Caroline estava fazendo PhD na época em que percebeu que era sensitiva, e ficou muito preocupada com o que as pessoas pensariam quando começou a explorar a condição. “Tive muito medo de ser chamada de louca. Participei de uma oficina espiritual enquanto ainda trabalhava na universidade. Em certo ponto, um cara apareceu com uma câmera. Ele queria tirar fotos da oficina para o site do centro espiritual. Saí correndo, literalmente, e me tranquei no banheiro. Só saí quando eles prometeram que eu não ia aparecer em nenhuma foto. Eu tinha medo que explorar a cura pela energia me fizesse perder credibilidade no trabalho.”

“Ironicamente, no final, meu treinamento acadêmico realmente ajudou a encontrar meu caminho entre todas as modalidades de cura. Comunidades espirituais tendem a estar no final ‘apenas acredite’ do espectro. Há pouca tolerância a testar hipóteses ou fazer sua própria cabeça. As pessoas logo apontam o dedo e dizem que você não tem fé o suficiente. Me sinto apoiada pelo meu treinamento acadêmico e gosto de fazer perguntas difíceis, ser crítica e experimentar coisas novas. Costumo ser ‘aquela pessoa chata que sempre faz muitas perguntas’. Sem isso, acho que eu não teria aprendido o que precisava sobre ser sensitiva e como isso funciona.”

Só porque sensitividade existe fora da escola de pensamento ocidental, não significa que a condição não é real. Pesquisas sugerem que uma em cada cinco pessoas é uma Pessoa Altamente Sensitiva (HSP em inglês), uma condição clinicamente reconhecida. Em vez de apenas ser um tipo de personalidade, como ser tímido ou espontâneo, os HSPs são definidos pela hipersensibilidade do sistema nervoso. Além de ficarem facilmente sobrecarregados por coisas emocionais e sentirem uma empatia inacreditável, os HSPs também têm uma sensibilidade aumentada para coisas físicas como luz, som e temperatura. Na comunidade sensitiva, as pessoas acreditam que a maioria dos sensitivos são HSPs, mas nem todos os HSPs são sensitivos.

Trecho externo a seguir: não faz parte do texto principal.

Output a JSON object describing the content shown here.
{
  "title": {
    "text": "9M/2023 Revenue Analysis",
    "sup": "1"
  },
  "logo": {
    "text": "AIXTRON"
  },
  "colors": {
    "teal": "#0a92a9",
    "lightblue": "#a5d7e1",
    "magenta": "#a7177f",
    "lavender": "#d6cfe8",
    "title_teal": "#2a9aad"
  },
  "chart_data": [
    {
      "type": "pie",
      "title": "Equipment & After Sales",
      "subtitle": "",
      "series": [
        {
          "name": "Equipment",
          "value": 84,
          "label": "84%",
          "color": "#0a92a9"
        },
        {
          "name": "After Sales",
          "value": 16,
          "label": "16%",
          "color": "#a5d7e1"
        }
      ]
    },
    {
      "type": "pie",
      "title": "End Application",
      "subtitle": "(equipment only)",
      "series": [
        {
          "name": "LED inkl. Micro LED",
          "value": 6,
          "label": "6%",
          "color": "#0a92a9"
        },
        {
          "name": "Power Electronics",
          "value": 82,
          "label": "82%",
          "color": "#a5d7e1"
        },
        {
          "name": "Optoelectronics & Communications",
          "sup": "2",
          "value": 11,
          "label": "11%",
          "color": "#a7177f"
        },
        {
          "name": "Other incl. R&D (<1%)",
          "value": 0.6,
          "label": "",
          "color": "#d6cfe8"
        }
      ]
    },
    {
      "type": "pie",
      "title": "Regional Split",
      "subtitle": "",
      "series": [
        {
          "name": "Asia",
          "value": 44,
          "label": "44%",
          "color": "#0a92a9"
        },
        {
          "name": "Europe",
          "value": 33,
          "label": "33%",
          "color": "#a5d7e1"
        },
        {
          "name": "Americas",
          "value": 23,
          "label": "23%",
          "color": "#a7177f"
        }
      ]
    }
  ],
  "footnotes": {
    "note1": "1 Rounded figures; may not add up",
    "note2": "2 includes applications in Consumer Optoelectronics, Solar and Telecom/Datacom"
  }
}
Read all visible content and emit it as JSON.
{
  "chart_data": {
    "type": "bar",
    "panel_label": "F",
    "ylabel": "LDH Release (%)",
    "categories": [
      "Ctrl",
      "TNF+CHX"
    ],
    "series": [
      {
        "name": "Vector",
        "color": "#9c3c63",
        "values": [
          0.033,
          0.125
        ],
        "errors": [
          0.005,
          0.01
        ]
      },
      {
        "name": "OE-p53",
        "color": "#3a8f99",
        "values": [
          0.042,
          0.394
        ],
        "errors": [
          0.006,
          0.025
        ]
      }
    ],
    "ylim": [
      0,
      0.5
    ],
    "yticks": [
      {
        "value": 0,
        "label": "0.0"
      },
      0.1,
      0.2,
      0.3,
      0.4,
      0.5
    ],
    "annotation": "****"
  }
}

Para descobrir se esse é seu caso, Caroline aconselha testes de campo. “Você acha que está captando algo de alguém? Pergunte sutilmente ‘Ei, você está um pouco pálido… você está se sentindo bem?’ Quando você sente algo, suspeita que isso não vem de você e outra pessoa confirma que está sentindo exatamente isso, é uma grande validação. Isso te ajuda a se levar mais a sério. Você precisa aceitar que isso é uma coisa real — ou descobrir que talvez esses sejam seus próprios sentimentos. Você precisa fazer esses testes. Rastreei seus insights intuitivos: qual é sua sensação sobre aquela pessoa, o que aconteceu com a pessoa com o tempo? Fazendo isso, você começa a ver as áreas onde sente mais seus próprios sentimentos. É difícil, sendo uma pessoa racional, se abrir para a ideia e geralmente há medo. Mas você não precisa ter medo.”